I would like to know if it is possible to dynamically access objects from the files currently being processed by the RDataFrame event loop. In particular, I would like to read the bin content of a histogram from the same file which holds the TTree, define the value as a column using DefinePerSample and use that column as a weight to scale a histogram I am filling.

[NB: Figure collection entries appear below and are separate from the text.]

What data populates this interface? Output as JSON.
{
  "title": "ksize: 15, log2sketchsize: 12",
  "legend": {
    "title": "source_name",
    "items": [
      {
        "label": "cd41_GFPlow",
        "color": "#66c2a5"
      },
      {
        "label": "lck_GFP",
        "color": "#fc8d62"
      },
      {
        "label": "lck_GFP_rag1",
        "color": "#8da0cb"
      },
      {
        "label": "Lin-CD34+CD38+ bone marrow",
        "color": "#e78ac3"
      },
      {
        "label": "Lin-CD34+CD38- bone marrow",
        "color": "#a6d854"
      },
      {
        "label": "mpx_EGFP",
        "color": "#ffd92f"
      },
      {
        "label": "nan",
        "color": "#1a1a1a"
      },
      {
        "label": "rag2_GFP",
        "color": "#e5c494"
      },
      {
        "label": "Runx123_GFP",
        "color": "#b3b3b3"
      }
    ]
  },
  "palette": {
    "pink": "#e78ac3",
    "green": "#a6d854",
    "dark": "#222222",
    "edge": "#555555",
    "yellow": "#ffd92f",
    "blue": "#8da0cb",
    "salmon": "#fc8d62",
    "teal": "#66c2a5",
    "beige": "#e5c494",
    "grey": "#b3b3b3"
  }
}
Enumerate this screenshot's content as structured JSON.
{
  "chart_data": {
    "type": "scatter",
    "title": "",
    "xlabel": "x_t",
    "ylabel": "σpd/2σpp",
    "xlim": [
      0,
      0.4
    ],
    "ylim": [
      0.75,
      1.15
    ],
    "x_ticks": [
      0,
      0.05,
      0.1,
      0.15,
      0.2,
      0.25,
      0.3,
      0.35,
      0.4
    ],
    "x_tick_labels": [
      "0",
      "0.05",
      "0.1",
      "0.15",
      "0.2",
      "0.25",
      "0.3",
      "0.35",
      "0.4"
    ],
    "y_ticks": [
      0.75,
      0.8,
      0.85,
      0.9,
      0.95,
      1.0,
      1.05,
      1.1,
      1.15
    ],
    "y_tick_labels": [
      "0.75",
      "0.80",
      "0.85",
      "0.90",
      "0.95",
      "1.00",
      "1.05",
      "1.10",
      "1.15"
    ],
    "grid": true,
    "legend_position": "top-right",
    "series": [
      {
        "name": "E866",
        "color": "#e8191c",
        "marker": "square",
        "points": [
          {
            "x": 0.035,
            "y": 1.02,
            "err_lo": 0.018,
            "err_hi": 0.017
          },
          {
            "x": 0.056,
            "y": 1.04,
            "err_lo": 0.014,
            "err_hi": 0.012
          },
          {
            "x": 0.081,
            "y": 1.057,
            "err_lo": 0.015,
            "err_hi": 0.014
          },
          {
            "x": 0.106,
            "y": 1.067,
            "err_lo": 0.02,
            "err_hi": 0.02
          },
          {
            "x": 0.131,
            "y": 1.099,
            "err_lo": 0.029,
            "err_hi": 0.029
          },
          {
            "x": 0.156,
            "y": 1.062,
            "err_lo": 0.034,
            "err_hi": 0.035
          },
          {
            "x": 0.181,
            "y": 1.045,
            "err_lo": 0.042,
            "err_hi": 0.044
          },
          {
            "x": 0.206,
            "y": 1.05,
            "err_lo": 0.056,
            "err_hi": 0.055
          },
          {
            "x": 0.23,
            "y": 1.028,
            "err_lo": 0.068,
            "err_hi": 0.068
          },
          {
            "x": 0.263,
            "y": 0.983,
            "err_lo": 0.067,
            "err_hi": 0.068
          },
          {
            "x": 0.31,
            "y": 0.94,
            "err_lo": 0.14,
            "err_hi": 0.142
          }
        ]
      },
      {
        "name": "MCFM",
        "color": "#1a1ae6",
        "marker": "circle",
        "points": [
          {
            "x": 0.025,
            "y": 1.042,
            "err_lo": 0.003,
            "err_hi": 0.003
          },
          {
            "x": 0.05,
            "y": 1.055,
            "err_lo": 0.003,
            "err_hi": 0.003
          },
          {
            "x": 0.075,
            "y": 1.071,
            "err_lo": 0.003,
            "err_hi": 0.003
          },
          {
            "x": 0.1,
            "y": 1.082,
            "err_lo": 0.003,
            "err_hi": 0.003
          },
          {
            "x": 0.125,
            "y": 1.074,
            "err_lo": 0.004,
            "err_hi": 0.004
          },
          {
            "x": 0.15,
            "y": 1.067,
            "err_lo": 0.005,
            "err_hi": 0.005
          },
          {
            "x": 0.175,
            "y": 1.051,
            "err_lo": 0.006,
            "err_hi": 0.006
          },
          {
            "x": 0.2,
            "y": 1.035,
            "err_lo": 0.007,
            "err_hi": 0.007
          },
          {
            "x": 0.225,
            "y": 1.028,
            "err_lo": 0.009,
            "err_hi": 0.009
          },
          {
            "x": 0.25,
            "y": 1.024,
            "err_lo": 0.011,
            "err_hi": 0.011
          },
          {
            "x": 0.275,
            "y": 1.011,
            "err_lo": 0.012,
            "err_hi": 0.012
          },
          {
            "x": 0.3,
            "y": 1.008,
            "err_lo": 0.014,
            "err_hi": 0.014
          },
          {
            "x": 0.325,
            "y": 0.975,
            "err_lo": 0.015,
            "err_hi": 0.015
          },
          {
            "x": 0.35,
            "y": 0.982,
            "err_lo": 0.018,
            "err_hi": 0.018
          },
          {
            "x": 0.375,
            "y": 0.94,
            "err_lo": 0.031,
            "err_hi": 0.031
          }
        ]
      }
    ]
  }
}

I found the topic “root-forum.cern.ch/t/define-new-rdataframe-column-using-values-from-th1f-in-pyroot/34052” (can’t add links as new user…), but that explicitly opens a separate file to load the histogram beforehand. That is not really an option (or just adds a lot of overhead I/O) when processing a lot of files.

Cheers,
Christian

ROOT Version: 6.34.04
Platform: x86_64
Compiler: gcc13

vpadulan · June 20, 2025, 12:05pm

Dear @cgrefe,

Thank you for reaching out to the ROOT forum! The use case you are presenting is intriguing. If I understand correctly, you would like to have an interface that lets you access at the same time any arbitrary content in a ROOT file, during the event loop while processing a ROOT dataset (either TTree or RNTuple). I must admit this is the first time I hear about such requirement, and I would really like to understand better what is the motivation driving it. On the surface, the forum post you link to seems to be the most effective answer that provides little overhead, while at the same time keeping a good balance between the usability and the functionality of the interface. I don’t really understand your comment about I/O overhead, since anyway reading two different objects from the ROOT file will happen independently. Also, keep in mind that RDataFrame is an interface for analysis/processing of datasets, so it is designed to mainly wrap an existing dataset, and we support plenty of formats (TTree, RNTuple, Arrow, SQLite, Awkward arrays, Numpy arrays, Pandas dataframes, CSV files etc.).

Cheers,
Vincenzo

cgrefe · June 20, 2025, 12:28pm

Hi Vincenzo,

the overhead is not significant if it is a small number of files available locally. I am more worried about the case of hundreds or even thousands of files to process, which might be stored on some remote storage (i.e. EOS). So just opening each file to pre-fetch the metadata before even starting the event loop can be significant. Anyway, the workaround is probably to store such information as an additional column or a friend tree instead of a histogram. I just wanted to be sure that this feature does not exist before changing the workflow in that direction.

Cheers,
Christian

system · July 4, 2025, 12:28pm

This topic was automatically closed 14 days after the last reply. New replies are no longer allowed.